I soldi per finanziare il terrore nascosti anche in conti italiani

Secondo la relazione semestrale dei Servizi consegnata ieri al Parlamento, il terrorismo islamico può disporre nel nostro Paese di una rete di circuiti extrabancari. Coinvolte anche insospettabili associazioni filantropiche

Claudia Passa

da Roma

Se Al Qaida minaccia l’Italia, in Italia c’è chi la foraggia. L’industria internazionale della morte può contare nel nostro Paese non solo su un sottobosco di connivenze ideologiche, ma anche su un concreto sostegno finanziario. Nella relazione semestrale consegnata ieri dal Cesis al Parlamento i servizi segreti non si perdono in giri di parole. E accanto all’analisi di un allarme che dopo gli attacchi di Londra viene definito «significativo», mettono a nudo l’esistenza di inquietanti collegamenti tra il network internazionale del terrore e «basisti» che dall’interno dei nostri confini contribuiscono a rimpinguarne le casse e a oliare la macchina della propaganda fondamentalista.
L’«obolo» italiano per i martiri di Allah. Non solo la generosità dei Paesi «amici», non solo i traffici di droga e armi e le estorsioni tramite atti di pirateria, non solo le casse (sempre piene) di ong islamiche, associazioni «caritatevoli» che nascondono poco caritatevoli fini e moschee di orientamento radicale.
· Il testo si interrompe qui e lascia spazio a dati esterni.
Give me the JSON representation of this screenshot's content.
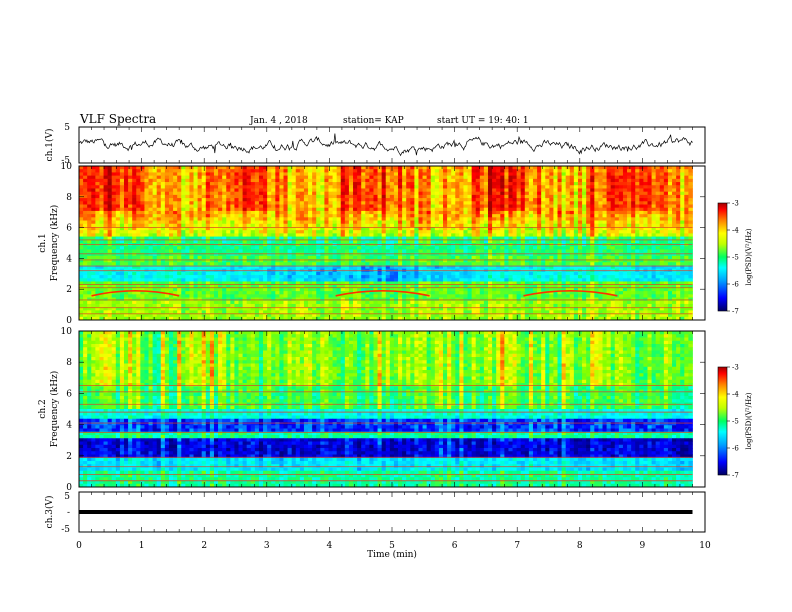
{
  "header": {
    "title": "VLF Spectra",
    "date": "Jan. 4 , 2018",
    "station": "station= KAP",
    "start": "start UT = 19: 40: 1"
  },
  "colors": {
    "trace": "#000000",
    "colormap": [
      "#000080",
      "#0000ff",
      "#00b0ff",
      "#00ffff",
      "#00ff80",
      "#80ff00",
      "#ffff00",
      "#ff8000",
      "#ff0000",
      "#a00000"
    ]
  },
  "chart_data": [
    {
      "type": "line",
      "panel": "ch1-waveform",
      "ylabel": "ch.1(V)",
      "ylim": [
        -5,
        5
      ],
      "yticks": [
        5,
        -5
      ],
      "xlim": [
        0,
        10
      ],
      "description_values": "noisy trace fluctuating around 0 V, amplitude about ±2 V, data ending near 9.8 min",
      "x_end": 9.8,
      "approx_amplitude": 2
    },
    {
      "type": "heatmap",
      "panel": "ch1-spectrogram",
      "ylabel_lines": [
        "ch.1",
        "Frequency (kHz)"
      ],
      "ylim": [
        0,
        10
      ],
      "yticks": [
        0,
        2,
        4,
        6,
        8,
        10
      ],
      "xlim": [
        0,
        10
      ],
      "x_end": 9.8,
      "colorbar": {
        "label": "log(PSD)(V²/Hz)",
        "range": [
          -7,
          -3
        ],
        "ticks": [
          -3,
          -4,
          -5,
          -6,
          -7
        ]
      },
      "bands_khz": [
        0.4,
        0.8,
        1.3,
        2.1,
        2.3,
        3.2,
        3.5,
        3.9,
        4.3,
        4.9,
        5.2,
        6.0
      ],
      "whistler_arcs": [
        {
          "start_min": 0.2,
          "end_min": 1.6,
          "freq_khz": 1.7
        },
        {
          "start_min": 4.1,
          "end_min": 5.6,
          "freq_khz": 1.7
        },
        {
          "start_min": 7.1,
          "end_min": 8.6,
          "freq_khz": 1.7
        }
      ]
    },
    {
      "type": "heatmap",
      "panel": "ch2-spectrogram",
      "ylabel_lines": [
        "ch.2",
        "Frequency (kHz)"
      ],
      "ylim": [
        0,
        10
      ],
      "yticks": [
        0,
        2,
        4,
        6,
        8,
        10
      ],
      "xlim": [
        0,
        10
      ],
      "x_end": 9.8,
      "colorbar": {
        "label": "log(PSD)(V²/Hz)",
        "range": [
          -7,
          -3
        ],
        "ticks": [
          -3,
          -4,
          -5,
          -6,
          -7
        ]
      },
      "bands_khz": [
        0.4,
        0.8,
        1.3,
        1.9,
        3.5,
        4.1,
        4.8,
        5.3,
        6.1,
        6.5
      ]
    },
    {
      "type": "line",
      "panel": "ch3-waveform",
      "ylabel": "ch.3(V)",
      "ylim": [
        -5,
        5
      ],
      "yticks": [
        5,
        0,
        -5
      ],
      "ytick_labels": [
        "5",
        "-",
        "-5"
      ],
      "xlim": [
        0,
        10
      ],
      "xticks": [
        0,
        1,
        2,
        3,
        4,
        5,
        6,
        7,
        8,
        9,
        10
      ],
      "xlabel": "Time (min)",
      "constant_value": 0,
      "x_end": 9.8
    }
  ]
}
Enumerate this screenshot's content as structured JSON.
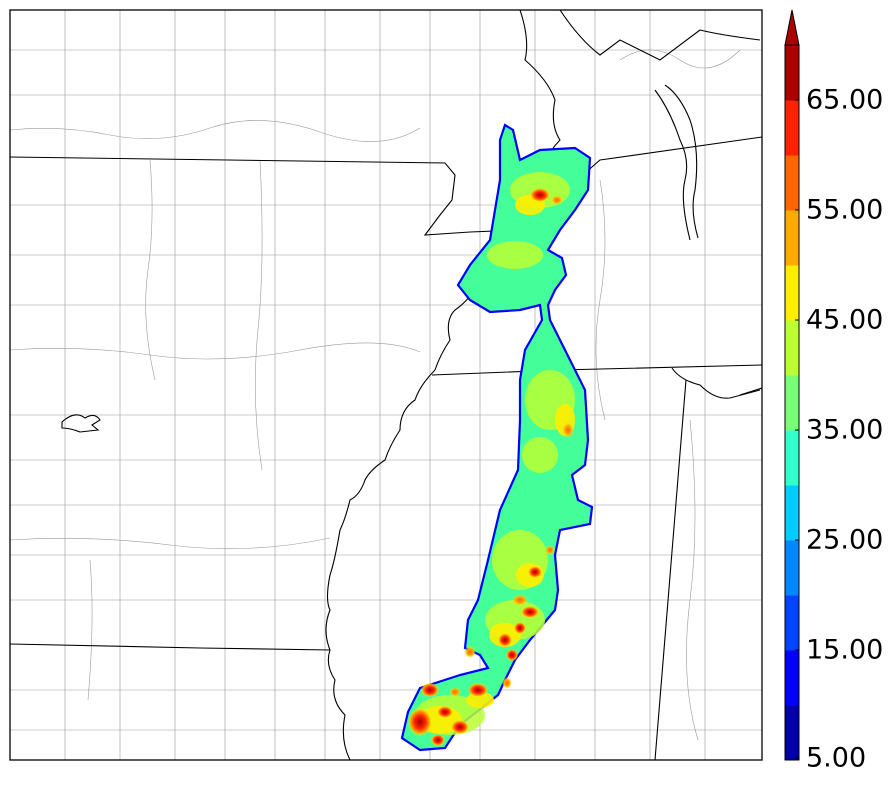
{
  "colorbar": {
    "ticks": [
      "5.00",
      "15.00",
      "25.00",
      "35.00",
      "45.00",
      "55.00",
      "65.00"
    ],
    "levels": [
      5,
      10,
      15,
      20,
      25,
      30,
      35,
      40,
      45,
      50,
      55,
      60,
      65,
      70
    ],
    "colors": [
      "#0000aa",
      "#0000ff",
      "#0044ff",
      "#0088ff",
      "#00ccff",
      "#33ffcc",
      "#77ff77",
      "#bbff33",
      "#ffee00",
      "#ffaa00",
      "#ff6600",
      "#ff2200",
      "#aa0000"
    ],
    "extend": "max"
  },
  "colors": {
    "state_border": "#000000",
    "county_border": "#999999",
    "field_edge": "#0000ff"
  }
}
A foraggiare l’industria del terrore sono anche insospettabili complici in Italia. L’analisi del Sismi non lascia dubbi: «Con riferimento al nostro Paese - scrivono gli 007 - il servizio ha acquisito elementi circa la raccolta e il trasferimento all’estero di somme di denaro destinate a organizzazioni di copertura di formazioni estremiste mediorientali e a una rete, situata in Paesi arabi, sospettata di finanziare il terrorismo islamista». Quanto all’attività di propaganda e proselitismo, accanto alle sigle della galassia integralista, in particolare nordafricana, gli 007 concentrano la propria attenzione su «formazioni transnazionali di più ambigua connotazione. Il monitoraggio dell’intelligence - prosegue la relazione - pone in luce la presenza, anche nel nostro Paese, di ambienti attivamente impegnati nel sostenere la “causa” islamista, spesso in maniera tanto inabissata e sfuggente da eludere la tassatività delle previsioni normative, come dimostrato da alcuni recenti sviluppi processuali». Sotto osservazione, inoltre, il possibile sfruttamento di canali alternativi ai circuiti bancari e più difficili da controllare (come l’arcaico hawala, ma anche money transfer e cash courier), nonché lo sfruttamento di scuole coraniche e organizzazioni filantropiche islamiche, «talvolta strumenti, anche inconsapevoli, di finanziamento delle cellule del terrorismo di matrice confessionale».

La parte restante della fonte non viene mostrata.